Summary measures and synthesis of results
DerSimonian and Laird’s random-effects method was used to pool relative risk effect estimates with corresponding 95% CIs for dichotomous variables. A risk ratio of greater than one indicates an increased risk of AL, stricture, or mortality and less than one indicates a reduced risk of AL, stricture, or mortality. Continuous measures were reported for individual studies as a mean with standard deviation (SD) or a median with interquartile range (IQR) or the overall range from minimum to maximum. The pooled mean difference between the length of stay in the intervention and control groups was determined using a DerSimonian and Laird’s random-continuous effects method [15]. Studies that reported median with IQR were excluded from the pooled mean difference estimation for the length of stay. A mean difference in length of stay less than zero represents a shorter length of stay in the intervention group compared to the control group and a value greater than zero represents a longer length of stay in hospital in the intervention group compared to the control group. The heterogeneity of effect sizes for pooled estimates was assessed using the Cochrane I2 statistic. The following thresholds were used to describe the I2 threshold: 0 – 40% (low heterogeneity), 30 – 60% (moderate heterogeneity), 50 – 90% (substantial heterogeneity) and 75 – 100% (considerable heterogeneity) [15]. Open Meta-Analyst was used to generate forest plots, heterogeneity, and effect estimates for risk ratios and mean differences (Open-source, USA).

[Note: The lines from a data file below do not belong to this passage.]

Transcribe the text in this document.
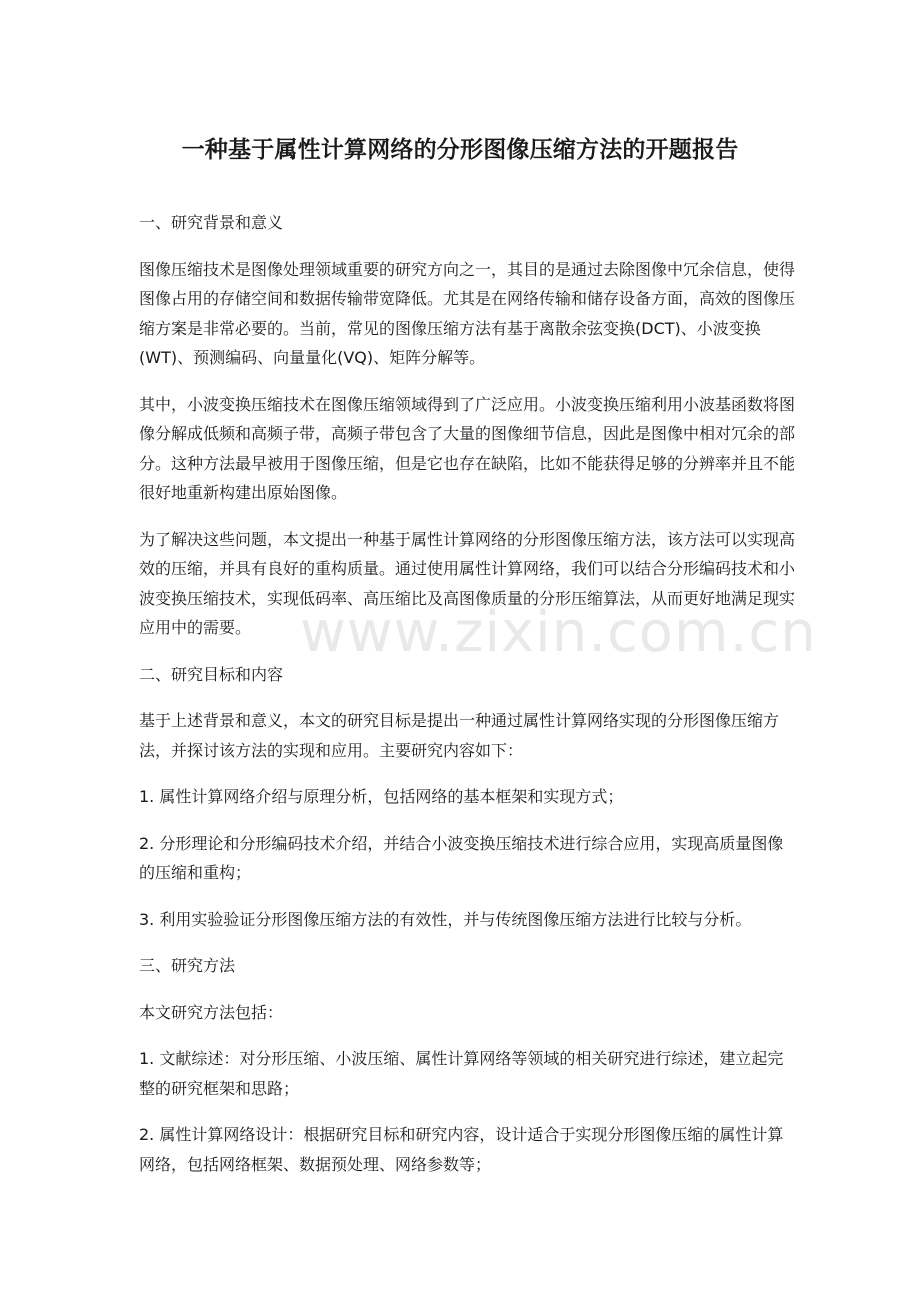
一种基于属性计算网络的分形图像压缩方法的开题报告

一、研究背景和意义

图像压缩技术是图像处理领域重要的研究方向之一，其目的是通过去除图像中冗余信息，使得图像占用的存储空间和数据传输带宽降低。尤其是在网络传输和储存设备方面，高效的图像压缩方案是非常必要的。当前，常见的图像压缩方法有基于离散余弦变换(DCT)、小波变换(WT)、预测编码、向量量化(VQ)、矩阵分解等。

其中，小波变换压缩技术在图像压缩领域得到了广泛应用。小波变换压缩利用小波基函数将图像分解成低频和高频子带，高频子带包含了大量的图像细节信息，因此是图像中相对冗余的部分。这种方法最早被用于图像压缩，但是它也存在缺陷，比如不能获得足够的分辨率并且不能很好地重新构建出原始图像。

为了解决这些问题，本文提出一种基于属性计算网络的分形图像压缩方法，该方法可以实现高效的压缩，并具有良好的重构质量。通过使用属性计算网络，我们可以结合分形编码技术和小波变换压缩技术，实现低码率、高压缩比及高图像质量的分形压缩算法，从而更好地满足现实应用中的需要。

二、研究目标和内容

基于上述背景和意义，本文的研究目标是提出一种通过属性计算网络实现的分形图像压缩方法，并探讨该方法的实现和应用。主要研究内容如下：

1. 属性计算网络介绍与原理分析，包括网络的基本框架和实现方式；

2. 分形理论和分形编码技术介绍，并结合小波变换压缩技术进行综合应用，实现高质量图像的压缩和重构；

3. 利用实验验证分形图像压缩方法的有效性，并与传统图像压缩方法进行比较与分析。

三、研究方法

本文研究方法包括：

1. 文献综述：对分形压缩、小波压缩、属性计算网络等领域的相关研究进行综述，建立起完整的研究框架和思路；

2. 属性计算网络设计：根据研究目标和研究内容，设计适合于实现分形图像压缩的属性计算网络，包括网络框架、数据预处理、网络参数等；

www.zixin.com.cn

Subgroup analyses included analyzing AL grouped by type of disease (e.g. esophageal cancer), age (≤ or > 18 years old), type of surgery (cervical vs. thoracic anastomosis), and use of induction or neoadjuvant therapy.
Risk of Bias
The Cochrane revised risk of bias tool for randomized trials was used to evaluate the individual risk of bias for studies reviewed [17]. Within each risk of bias domain, a series of questions ('signaling questions') were chosen to elicit information about features of the trial that were felt to be relevant to the risk of bias. Publication bias was included in the assessment. Judgement is classified as 'low', 'high', or as having ‘some concerns' [17]. Meta-bias (risk of bias across studies) was summarized by pooling the individual study risk of bias for each risk of bias domain.

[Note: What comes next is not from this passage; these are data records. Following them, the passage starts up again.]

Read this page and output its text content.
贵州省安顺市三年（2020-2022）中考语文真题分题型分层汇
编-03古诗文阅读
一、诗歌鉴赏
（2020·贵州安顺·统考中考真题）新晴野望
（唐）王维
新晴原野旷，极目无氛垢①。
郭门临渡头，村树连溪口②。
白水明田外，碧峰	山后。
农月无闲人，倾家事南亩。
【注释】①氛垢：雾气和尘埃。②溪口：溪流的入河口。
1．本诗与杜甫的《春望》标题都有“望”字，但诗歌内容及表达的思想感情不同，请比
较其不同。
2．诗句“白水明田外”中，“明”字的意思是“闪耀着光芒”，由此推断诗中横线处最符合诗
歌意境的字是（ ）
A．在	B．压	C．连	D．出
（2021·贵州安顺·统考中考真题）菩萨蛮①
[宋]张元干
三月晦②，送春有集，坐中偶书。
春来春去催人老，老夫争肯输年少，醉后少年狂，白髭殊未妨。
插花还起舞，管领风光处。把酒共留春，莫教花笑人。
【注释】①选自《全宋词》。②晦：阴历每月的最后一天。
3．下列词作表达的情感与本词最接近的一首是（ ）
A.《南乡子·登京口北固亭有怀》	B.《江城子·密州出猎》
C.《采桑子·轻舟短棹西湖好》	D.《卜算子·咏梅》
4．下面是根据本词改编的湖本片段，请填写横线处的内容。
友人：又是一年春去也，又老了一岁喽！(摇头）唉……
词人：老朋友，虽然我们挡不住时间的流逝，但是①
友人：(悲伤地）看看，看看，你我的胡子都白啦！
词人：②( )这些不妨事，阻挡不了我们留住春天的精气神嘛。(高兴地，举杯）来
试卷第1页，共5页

Grading of Recommendations, Assessment, Development, and Evaluations
The quality of the treatment effects was graded by using a systematic and comprehensive approach known as GRADE [17]. GRADE provides a reproducible and transparent framework for grading the quality of evidence or certainty in the evidence. The quality of evidence reflects the extent to which we are confident that an estimate of the effect is correct. High grade of evidence means the true estimate lies close to the estimate of effect; moderate grade means that the true effect is likely to be close to the estimate of the effect; low grade means that the effect estimate may substantially differ from the true estimate of the effect; very low grade means we have little confidence in the effect estimate [17].